An email, obtained by the Liberal Party, provides a script for staff to follow in response to concerned elective surgery patients.
It states encouraging patients to write to politicians or make a complaint "are NOT appropriate".
Acting chief executive officer of the Southern Area Health Service Jane Holden said the email was prompted by the unplanned absence of a neurosurgeon, not budget cuts.
"There was no hospital-wide instruction given to nurses at the RHH (Royal Hobart Hospital) prohibiting them from lobbying patients to complain about budget savings," Ms Holden said.
The Liberal Party seized on the leaked email, claiming the government was attempting to gag nurses.
"Or is this just an attempt to bully nurses into being apologists for the Green-Labor government?" Liberal leader Will Hodgman said.

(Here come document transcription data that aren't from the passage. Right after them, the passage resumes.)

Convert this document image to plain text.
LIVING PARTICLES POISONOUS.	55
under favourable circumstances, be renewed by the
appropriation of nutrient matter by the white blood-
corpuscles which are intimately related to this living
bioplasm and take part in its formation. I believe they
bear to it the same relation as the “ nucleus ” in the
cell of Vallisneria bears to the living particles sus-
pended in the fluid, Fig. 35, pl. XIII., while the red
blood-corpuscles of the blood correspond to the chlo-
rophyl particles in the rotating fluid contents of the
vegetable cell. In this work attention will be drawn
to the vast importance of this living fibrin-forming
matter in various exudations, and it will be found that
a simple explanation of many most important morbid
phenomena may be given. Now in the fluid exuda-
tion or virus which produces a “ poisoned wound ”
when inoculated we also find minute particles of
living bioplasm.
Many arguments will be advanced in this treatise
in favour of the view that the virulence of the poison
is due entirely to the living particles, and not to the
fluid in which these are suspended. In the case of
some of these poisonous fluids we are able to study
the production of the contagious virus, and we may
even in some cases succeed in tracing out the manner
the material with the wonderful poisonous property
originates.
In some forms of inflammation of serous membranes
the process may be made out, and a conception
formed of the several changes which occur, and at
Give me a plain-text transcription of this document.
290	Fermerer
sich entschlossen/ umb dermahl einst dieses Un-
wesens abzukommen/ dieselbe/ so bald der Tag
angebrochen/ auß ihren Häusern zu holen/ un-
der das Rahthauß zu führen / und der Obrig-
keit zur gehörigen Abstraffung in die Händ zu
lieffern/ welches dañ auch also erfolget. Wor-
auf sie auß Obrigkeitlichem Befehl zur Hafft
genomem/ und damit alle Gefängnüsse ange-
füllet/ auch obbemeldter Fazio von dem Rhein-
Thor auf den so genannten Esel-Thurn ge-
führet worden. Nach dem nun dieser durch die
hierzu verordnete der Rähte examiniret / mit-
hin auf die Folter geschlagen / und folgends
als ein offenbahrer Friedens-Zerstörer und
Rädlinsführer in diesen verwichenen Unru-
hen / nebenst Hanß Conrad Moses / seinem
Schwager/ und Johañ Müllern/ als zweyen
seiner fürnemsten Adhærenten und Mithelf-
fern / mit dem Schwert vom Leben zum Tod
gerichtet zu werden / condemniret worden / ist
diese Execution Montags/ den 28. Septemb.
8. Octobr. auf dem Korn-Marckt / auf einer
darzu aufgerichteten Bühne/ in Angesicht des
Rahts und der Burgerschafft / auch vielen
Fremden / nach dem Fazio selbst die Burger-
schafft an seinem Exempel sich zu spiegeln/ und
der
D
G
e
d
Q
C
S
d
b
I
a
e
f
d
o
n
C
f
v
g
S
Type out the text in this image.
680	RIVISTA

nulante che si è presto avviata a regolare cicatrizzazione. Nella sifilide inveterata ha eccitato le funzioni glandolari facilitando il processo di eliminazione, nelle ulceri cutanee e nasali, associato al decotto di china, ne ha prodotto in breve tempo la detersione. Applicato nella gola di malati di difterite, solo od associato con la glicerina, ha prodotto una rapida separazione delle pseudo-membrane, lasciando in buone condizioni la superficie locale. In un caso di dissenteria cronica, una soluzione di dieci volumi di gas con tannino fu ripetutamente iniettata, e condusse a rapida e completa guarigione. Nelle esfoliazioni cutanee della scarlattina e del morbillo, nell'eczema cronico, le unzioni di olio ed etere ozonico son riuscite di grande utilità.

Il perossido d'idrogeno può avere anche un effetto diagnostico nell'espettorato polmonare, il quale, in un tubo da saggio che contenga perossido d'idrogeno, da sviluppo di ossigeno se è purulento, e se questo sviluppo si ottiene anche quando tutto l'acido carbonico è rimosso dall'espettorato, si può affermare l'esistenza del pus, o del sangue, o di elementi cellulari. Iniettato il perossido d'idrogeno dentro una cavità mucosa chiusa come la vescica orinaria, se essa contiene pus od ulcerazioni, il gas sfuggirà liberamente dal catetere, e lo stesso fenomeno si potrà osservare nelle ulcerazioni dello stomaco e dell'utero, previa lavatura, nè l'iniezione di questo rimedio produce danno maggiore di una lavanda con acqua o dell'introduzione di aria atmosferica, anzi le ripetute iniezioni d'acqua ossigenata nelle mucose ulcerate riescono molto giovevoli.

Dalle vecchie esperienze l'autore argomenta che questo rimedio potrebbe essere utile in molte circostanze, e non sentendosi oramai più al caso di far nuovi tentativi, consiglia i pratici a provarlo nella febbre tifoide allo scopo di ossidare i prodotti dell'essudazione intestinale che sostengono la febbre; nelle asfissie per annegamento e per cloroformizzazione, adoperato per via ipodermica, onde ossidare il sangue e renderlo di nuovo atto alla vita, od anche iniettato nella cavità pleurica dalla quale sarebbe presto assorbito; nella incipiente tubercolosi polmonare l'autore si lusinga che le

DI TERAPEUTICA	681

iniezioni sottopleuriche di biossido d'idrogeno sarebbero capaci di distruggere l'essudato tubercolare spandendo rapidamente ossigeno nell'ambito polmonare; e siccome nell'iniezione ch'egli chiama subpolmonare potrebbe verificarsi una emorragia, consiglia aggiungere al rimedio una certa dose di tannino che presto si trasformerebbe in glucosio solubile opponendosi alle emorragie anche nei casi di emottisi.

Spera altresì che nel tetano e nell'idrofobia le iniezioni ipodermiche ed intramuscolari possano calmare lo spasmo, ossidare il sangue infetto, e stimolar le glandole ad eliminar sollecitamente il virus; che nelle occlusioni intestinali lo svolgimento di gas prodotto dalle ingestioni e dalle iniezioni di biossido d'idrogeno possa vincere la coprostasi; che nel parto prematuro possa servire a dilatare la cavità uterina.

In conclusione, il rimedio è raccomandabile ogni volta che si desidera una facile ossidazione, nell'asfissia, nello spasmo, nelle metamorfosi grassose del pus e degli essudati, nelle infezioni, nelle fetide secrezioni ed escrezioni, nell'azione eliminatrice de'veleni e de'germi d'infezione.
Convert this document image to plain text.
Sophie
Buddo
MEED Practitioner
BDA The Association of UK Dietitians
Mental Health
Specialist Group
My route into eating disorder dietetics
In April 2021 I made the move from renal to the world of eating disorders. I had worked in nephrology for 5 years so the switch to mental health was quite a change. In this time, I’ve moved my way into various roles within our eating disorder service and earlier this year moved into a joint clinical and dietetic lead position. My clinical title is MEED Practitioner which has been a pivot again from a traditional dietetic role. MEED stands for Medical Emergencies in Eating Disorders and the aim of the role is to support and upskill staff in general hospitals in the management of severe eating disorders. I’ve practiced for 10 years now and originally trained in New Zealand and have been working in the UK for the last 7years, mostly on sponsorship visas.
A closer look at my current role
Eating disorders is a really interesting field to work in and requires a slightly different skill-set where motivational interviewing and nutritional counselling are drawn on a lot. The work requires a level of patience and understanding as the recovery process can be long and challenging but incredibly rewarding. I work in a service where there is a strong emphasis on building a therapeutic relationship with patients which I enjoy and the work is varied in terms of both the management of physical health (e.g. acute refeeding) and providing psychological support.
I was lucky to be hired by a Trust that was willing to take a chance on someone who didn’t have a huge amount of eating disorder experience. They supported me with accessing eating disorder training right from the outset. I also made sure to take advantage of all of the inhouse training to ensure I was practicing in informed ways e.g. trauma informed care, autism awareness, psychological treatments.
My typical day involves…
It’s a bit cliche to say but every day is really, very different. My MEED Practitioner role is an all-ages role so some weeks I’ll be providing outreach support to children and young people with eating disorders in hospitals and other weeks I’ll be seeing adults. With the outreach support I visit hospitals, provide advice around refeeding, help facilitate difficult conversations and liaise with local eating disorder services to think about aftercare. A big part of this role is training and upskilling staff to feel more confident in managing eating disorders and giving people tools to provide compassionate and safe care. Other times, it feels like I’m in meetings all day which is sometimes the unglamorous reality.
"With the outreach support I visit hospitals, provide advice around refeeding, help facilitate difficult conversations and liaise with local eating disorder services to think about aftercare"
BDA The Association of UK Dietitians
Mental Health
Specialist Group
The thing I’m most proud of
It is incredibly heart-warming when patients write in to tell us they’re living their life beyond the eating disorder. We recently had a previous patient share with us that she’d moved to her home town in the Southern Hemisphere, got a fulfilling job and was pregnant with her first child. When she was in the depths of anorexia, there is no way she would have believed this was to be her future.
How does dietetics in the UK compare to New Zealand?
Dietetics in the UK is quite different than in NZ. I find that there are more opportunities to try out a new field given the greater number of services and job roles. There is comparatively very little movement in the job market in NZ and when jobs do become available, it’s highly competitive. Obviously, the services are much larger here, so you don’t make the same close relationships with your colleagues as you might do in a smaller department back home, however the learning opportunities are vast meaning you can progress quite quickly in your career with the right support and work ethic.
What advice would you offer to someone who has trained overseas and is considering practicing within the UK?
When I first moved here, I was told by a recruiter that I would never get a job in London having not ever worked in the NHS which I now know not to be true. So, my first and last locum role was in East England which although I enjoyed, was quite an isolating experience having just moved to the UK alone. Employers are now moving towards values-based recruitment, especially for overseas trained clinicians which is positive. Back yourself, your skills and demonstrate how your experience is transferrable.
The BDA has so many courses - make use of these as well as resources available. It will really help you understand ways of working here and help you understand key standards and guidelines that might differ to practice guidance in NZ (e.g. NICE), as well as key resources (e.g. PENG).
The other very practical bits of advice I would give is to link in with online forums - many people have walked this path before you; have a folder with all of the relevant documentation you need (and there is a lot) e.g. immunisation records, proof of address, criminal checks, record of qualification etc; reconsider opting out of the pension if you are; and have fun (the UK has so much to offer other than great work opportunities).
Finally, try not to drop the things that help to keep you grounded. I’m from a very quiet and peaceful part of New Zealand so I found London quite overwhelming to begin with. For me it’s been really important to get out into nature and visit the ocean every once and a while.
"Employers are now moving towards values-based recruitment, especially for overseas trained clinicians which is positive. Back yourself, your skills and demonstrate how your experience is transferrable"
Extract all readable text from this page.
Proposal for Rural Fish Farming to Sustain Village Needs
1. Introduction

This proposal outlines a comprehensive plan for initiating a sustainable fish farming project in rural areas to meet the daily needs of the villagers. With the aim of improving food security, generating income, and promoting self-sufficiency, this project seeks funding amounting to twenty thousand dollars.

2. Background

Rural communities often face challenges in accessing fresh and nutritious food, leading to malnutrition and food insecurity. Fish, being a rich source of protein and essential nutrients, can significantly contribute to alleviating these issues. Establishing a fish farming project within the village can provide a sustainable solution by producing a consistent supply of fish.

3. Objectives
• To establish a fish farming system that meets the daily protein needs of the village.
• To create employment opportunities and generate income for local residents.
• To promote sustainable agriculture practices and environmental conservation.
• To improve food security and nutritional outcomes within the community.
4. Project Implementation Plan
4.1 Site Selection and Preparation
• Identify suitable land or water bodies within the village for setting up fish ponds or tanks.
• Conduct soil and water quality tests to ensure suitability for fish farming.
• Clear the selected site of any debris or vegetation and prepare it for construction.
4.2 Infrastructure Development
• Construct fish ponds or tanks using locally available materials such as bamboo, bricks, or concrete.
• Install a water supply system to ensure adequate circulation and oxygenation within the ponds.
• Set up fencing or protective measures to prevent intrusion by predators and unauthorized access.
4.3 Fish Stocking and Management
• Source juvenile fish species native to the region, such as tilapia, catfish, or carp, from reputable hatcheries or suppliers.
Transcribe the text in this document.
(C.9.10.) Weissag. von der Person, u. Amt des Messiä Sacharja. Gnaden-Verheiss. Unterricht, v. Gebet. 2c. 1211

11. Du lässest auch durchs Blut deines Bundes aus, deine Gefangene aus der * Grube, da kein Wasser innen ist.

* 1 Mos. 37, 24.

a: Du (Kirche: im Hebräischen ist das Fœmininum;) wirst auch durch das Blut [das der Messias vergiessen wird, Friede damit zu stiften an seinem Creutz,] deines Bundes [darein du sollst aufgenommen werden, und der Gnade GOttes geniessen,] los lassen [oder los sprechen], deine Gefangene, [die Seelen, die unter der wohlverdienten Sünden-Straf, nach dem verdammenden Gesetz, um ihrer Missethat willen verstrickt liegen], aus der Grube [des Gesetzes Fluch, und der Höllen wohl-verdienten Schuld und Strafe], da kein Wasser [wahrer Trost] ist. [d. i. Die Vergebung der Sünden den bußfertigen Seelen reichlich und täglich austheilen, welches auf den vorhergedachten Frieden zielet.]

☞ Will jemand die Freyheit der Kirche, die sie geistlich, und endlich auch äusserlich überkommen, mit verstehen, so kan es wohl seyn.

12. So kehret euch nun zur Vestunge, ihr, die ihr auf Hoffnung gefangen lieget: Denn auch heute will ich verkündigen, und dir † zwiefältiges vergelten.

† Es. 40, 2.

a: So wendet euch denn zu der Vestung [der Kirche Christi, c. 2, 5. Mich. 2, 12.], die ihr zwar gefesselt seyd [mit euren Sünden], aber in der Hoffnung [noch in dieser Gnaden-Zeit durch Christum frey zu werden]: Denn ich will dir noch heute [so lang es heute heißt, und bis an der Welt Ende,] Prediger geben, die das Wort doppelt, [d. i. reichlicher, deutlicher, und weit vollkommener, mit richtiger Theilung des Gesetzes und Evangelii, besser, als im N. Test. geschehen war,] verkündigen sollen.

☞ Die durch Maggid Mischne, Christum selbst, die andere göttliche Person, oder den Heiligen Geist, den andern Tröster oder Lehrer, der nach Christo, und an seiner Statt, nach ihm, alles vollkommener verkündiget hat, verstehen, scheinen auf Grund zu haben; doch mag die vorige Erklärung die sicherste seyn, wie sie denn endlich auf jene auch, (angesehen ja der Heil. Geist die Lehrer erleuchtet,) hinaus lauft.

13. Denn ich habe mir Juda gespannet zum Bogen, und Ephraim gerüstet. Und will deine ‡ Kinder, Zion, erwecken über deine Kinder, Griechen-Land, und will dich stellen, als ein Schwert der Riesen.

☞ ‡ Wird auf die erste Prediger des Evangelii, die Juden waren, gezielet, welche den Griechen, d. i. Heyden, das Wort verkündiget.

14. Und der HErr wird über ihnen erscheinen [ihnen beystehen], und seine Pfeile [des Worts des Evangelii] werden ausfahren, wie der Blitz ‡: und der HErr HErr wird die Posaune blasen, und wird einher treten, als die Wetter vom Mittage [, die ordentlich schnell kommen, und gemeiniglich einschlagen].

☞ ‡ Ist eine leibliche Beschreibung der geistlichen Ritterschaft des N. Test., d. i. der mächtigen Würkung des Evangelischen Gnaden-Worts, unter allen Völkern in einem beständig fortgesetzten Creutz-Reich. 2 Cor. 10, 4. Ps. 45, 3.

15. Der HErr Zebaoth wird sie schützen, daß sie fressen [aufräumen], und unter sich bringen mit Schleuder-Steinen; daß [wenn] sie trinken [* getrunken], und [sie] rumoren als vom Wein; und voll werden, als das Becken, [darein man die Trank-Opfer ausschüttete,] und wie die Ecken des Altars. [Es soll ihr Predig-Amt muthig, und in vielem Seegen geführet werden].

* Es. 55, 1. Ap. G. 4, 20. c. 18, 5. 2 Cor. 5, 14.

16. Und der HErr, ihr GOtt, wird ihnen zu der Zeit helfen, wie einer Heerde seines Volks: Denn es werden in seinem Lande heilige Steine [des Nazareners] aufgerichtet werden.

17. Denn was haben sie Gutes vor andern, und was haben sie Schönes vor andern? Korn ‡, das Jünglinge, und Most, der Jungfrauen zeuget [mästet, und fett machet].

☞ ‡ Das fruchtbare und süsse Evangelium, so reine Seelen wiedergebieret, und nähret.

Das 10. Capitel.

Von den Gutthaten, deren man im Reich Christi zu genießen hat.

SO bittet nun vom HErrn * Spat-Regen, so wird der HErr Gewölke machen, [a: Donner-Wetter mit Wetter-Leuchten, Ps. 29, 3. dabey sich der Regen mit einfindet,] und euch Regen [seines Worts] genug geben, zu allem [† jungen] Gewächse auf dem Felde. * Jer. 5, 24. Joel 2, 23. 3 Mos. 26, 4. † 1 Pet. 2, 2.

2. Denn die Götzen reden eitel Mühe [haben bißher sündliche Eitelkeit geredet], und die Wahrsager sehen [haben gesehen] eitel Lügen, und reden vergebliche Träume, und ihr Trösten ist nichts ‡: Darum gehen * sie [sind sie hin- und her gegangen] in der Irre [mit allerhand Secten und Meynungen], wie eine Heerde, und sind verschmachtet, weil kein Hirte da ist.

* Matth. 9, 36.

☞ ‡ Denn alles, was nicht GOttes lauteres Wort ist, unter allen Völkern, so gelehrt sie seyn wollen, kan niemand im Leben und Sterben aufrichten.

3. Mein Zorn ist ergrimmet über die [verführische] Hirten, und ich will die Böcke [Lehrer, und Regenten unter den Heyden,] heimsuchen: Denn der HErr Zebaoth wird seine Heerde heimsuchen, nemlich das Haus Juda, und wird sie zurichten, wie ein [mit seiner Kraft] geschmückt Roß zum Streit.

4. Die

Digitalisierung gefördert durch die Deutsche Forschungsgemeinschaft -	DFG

Australian Nursing Federation state secretary Neroli Ellis said the email reflected the culture of the RHH.
She accused management of "hiding the truth and (being) misleading".
The email was only distributed to a small number of senior nurses.
The Liberals also challenged the state government over ambulance response times in Parliament yesterday, after a Hobart doctor drove his patient to hospital because an ambulance took too long.
Health Minister Michelle O'Byrne said she was not aware of the case, but would investigate.
An ambulance arrived within 11 minutes and 24 seconds in response to half of emergency calls last financial year.
Ms O'Byrne said this was a 24-second increase from the previous year, but demand had increased with ambulances attending 73,485 times compared with 69,899.